What you may not know is how to build AI agents that survive enterprise reality. If any of these describe you, this book is written for you:

Senior engineers and architects tasked with building AI agents on AWS Bedrock. You have read the docs, maybe built a demo, and now you need to ship something real.
Engineering managers evaluating whether Bedrock Agents are viable for your team’s use cases. You need to know the real effort, cost, and timeline — not the marketing pitch.
Operations and platform teams responsible for productionizing AI agents that someone else prototyped. You inherited a POC and need to make it production-grade.

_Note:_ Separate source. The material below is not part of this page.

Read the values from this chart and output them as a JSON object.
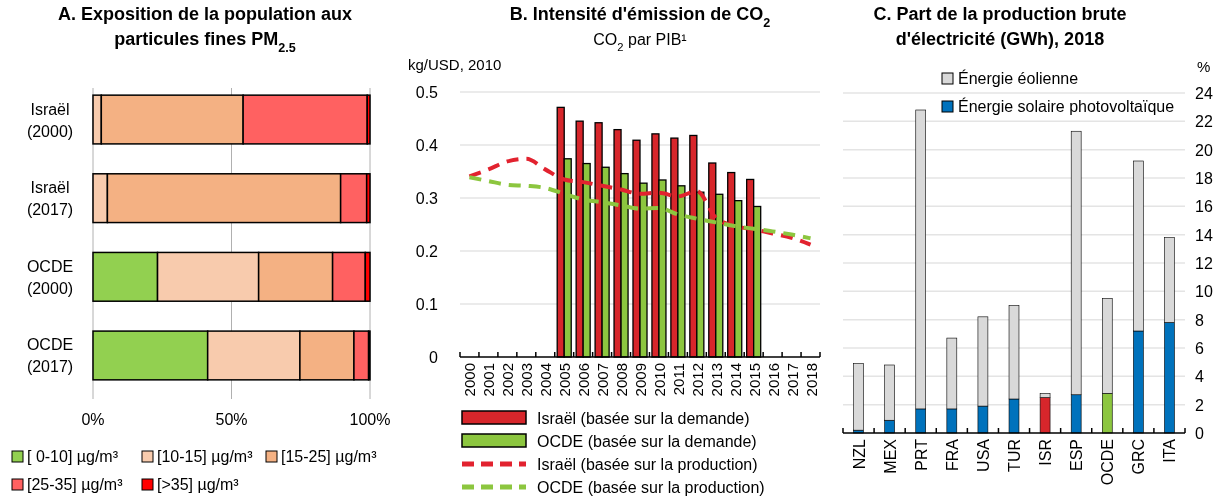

Cloud architects designing AI infrastructure for enterprises with serious security, networking, and compliance requirements.

If you are looking for an introduction to AI or machine learning, this is not the right book. If you are building a chatbot for a personal project, this is probably overkill. But if you need to ship an AI agent inside an enterprise — with all the IAM, VPC, KMS, compliance, and cost constraints that implies — this is the book.